A origem dos clubes sociais negros é anterior à abolição da escravatura, em 1888. Eles surgiram como um contraponto à ordem social vigente, além de constituírem-se num local de sociabilidade e de lazer para a população negra, que era impedida de frequentar os tradicionais "clubes sociais brancos".Além disso, tinham como objetivo angariar fundos para o pagamento da liberdade dos trabalhadores negros escravizados, auxiliar nas despesas com funeral e na educação de seus associados, atuando de forma incisiva na luta contra a escravidão e a discriminação racial. Podemos citar o Floresta Aurora de Porto Alegre como o clube social negro mais antigo do país em atividade, fundado em 1872.

Sabe-se que outrora houve clubes sociais negros no município de São José. Entretanto, não foram encontrados registros documentais sobre eles. Mas nas entrevistas há menções a clubes que funcionavam até a década de 90, chamados pelos entrevistados de "Jamaica da Grande Florianópolis".

Quanto aos bens de natureza imaterial, a religiosidade e o samba aparecem em destaque. Chama a atenção, entre os bens imateriais, a menção a "documentos". O que está associado, no município de São José, à divulgação realizada, através do Arquivo Público, da exposição "Negras Memórias", onde documentações referentes aos negros no município são expostas junto à população.

Para o presente estudo, na busca por informações e fontes primárias foram realizadas visitas e aplicaram-se questionários no Museu Histórico Municipal de São José, Biblioteca Pública Municipal de São José e Arquivo Histórico Municipal de São José. Das três instituições, apenas o arquivo possui documentação específica sobre a população afro-brasileira no município. De acordo com informações coletadas a partir do questionário, o arquivo público dispõe especificamente de dois grupos de documentos onde existem informações sobre a população afro-brasileira:

  • Fundo Coletoria, Série Escravos - composto por uma série de cartas, documentos de contabilidade, controle de pagamentos de impostos, etc., contém informações sobre declarações de compra e venda, falecimento, liberdade concedida e subsídios relacionados às "lides burocráticas" dos proprietários de homens e mulheres escravizados.

  • Fundo Prefeitura Municipal, Série Gabinete do Prefeito, Subsérie Documentos Recibos - Ofícios - possui informações datadas de 1936, em que diversos ofícios, pedidos, entre outros, são encaminhados ao gabinete do prefeito e fazem referências específicas a demandas e ações das populações afro-brasileiras no município.
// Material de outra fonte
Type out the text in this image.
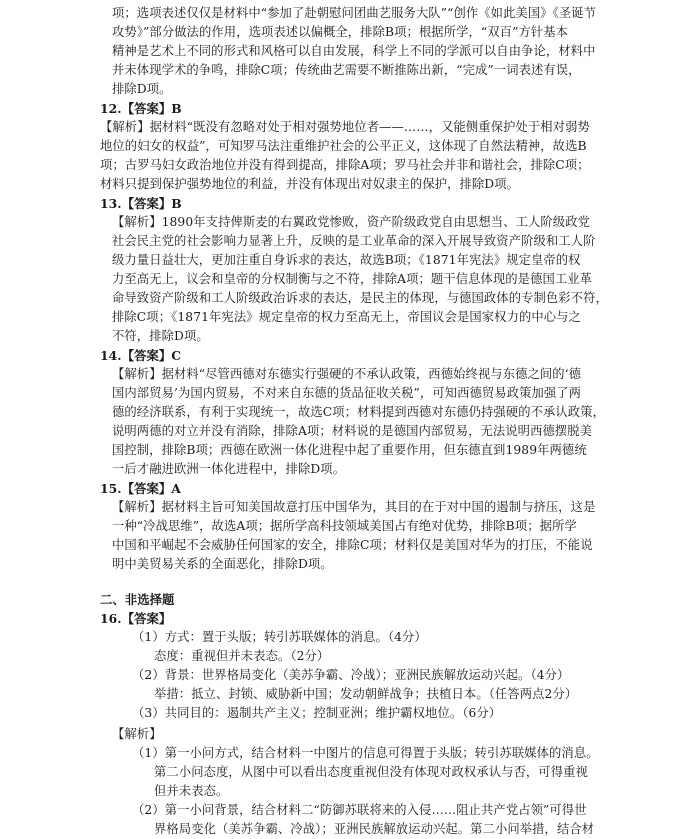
项；选项表述仅仅是材料中“参加了赴朝慰问团曲艺服务大队”“创作《如此美国》《圣诞节
攻势》”部分做法的作用，选项表述以偏概全，排除B项；根据所学，“双百”方针基本
精神是艺术上不同的形式和风格可以自由发展，科学上不同的学派可以自由争论，材料中
并未体现学术的争鸣，排除C项；传统曲艺需要不断推陈出新，“完成”一词表述有误，
排除D项。
12.【答案】B
【解析】据材料“既没有忽略对处于相对强势地位者——……，又能侧重保护处于相对弱势
地位的妇女的权益”，可知罗马法注重维护社会的公平正义，这体现了自然法精神，故选B
项；古罗马妇女政治地位并没有得到提高，排除A项；罗马社会并非和谐社会，排除C项；
材料只提到保护强势地位的利益，并没有体现出对奴隶主的保护，排除D项。
13.【答案】B
【解析】1890年支持俾斯麦的右翼政党惨败，资产阶级政党自由思想当、工人阶级政党
社会民主党的社会影响力显著上升，反映的是工业革命的深入开展导致资产阶级和工人阶
级力量日益壮大，更加注重自身诉求的表达，故选B项；《1871年宪法》规定皇帝的权
力至高无上，议会和皇帝的分权制衡与之不符，排除A项；题干信息体现的是德国工业革
命导致资产阶级和工人阶级政治诉求的表达，是民主的体现，与德国政体的专制色彩不符，
排除C项；《1871年宪法》规定皇帝的权力至高无上，帝国议会是国家权力的中心与之
不符，排除D项。
14.【答案】C
【解析】据材料“尽管西德对东德实行强硬的不承认政策，西德始终视与东德之间的‘德
国内部贸易’为国内贸易，不对来自东德的货品征收关税”，可知西德贸易政策加强了两
德的经济联系，有利于实现统一，故选C项；材料提到西德对东德仍持强硬的不承认政策，
说明两德的对立并没有消除，排除A项；材料说的是德国内部贸易，无法说明西德摆脱美
国控制，排除B项；西德在欧洲一体化进程中起了重要作用，但东德直到1989年两德统
一后才融进欧洲一体化进程中，排除D项。
15.【答案】A
【解析】据材料主旨可知美国故意打压中国华为，其目的在于对中国的遏制与挤压，这是
一种“冷战思维”，故选A项；据所学高科技领域美国占有绝对优势，排除B项；据所学
中国和平崛起不会威胁任何国家的安全，排除C项；材料仅是美国对华为的打压，不能说
明中美贸易关系的全面恶化，排除D项。
二、非选择题
16.【答案】
（1）方式：置于头版；转引苏联媒体的消息。（4分）
态度：重视但并未表态。（2分）
（2）背景：世界格局变化（美苏争霸、冷战）；亚洲民族解放运动兴起。（4分）
举措：抵立、封锁、威胁新中国；发动朝鲜战争；扶植日本。（任答两点2分）
（3）共同目的：遏制共产主义；控制亚洲；维护霸权地位。（6分）
【解析】
（1）第一小问方式，结合材料一中图片的信息可得置于头版；转引苏联媒体的消息。
第二小问态度，从图中可以看出态度重视但没有体现对政权承认与否，可得重视
但并未表态。
（2）第一小问背景，结合材料二“防御苏联将来的入侵……阻止共产党占领”可得世
界格局变化（美苏争霸、冷战）；亚洲民族解放运动兴起。第二小问举措，结合材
Informações sobre terreiros, pedidos de ajuda para festas religiosas, etc., podem ser localizados nessa documentação.

A documentação do Fundo Coletoria, Série Escravos, encontra-se higienizada, organizada e acondicionada, e aproximadamente 10% estão digitalizados, conforme se pode observar no site do arquivo,9 onde é possível visualizar alguns desses documentos.

Já a documentação disponível no Fundo Prefeitura Municipal, Série Gabinete do Prefeito, Subsérie Documentos, está higienizada e organizada até 1996, encontrando-se em processo de andamento a organização, o acondicionamento e a construção de um banco de dados com digitalização das informações.

Diante do questionamento "Quais são as manifestações culturais afro-brasileiras em sua cidade, nas seguintes categorias: música, religião, alimentação, outros?", foram obtidos os seguintes resultados: as religiões de matriz africana foram as mais mencionadas, seguidas pela culinária e pelo samba.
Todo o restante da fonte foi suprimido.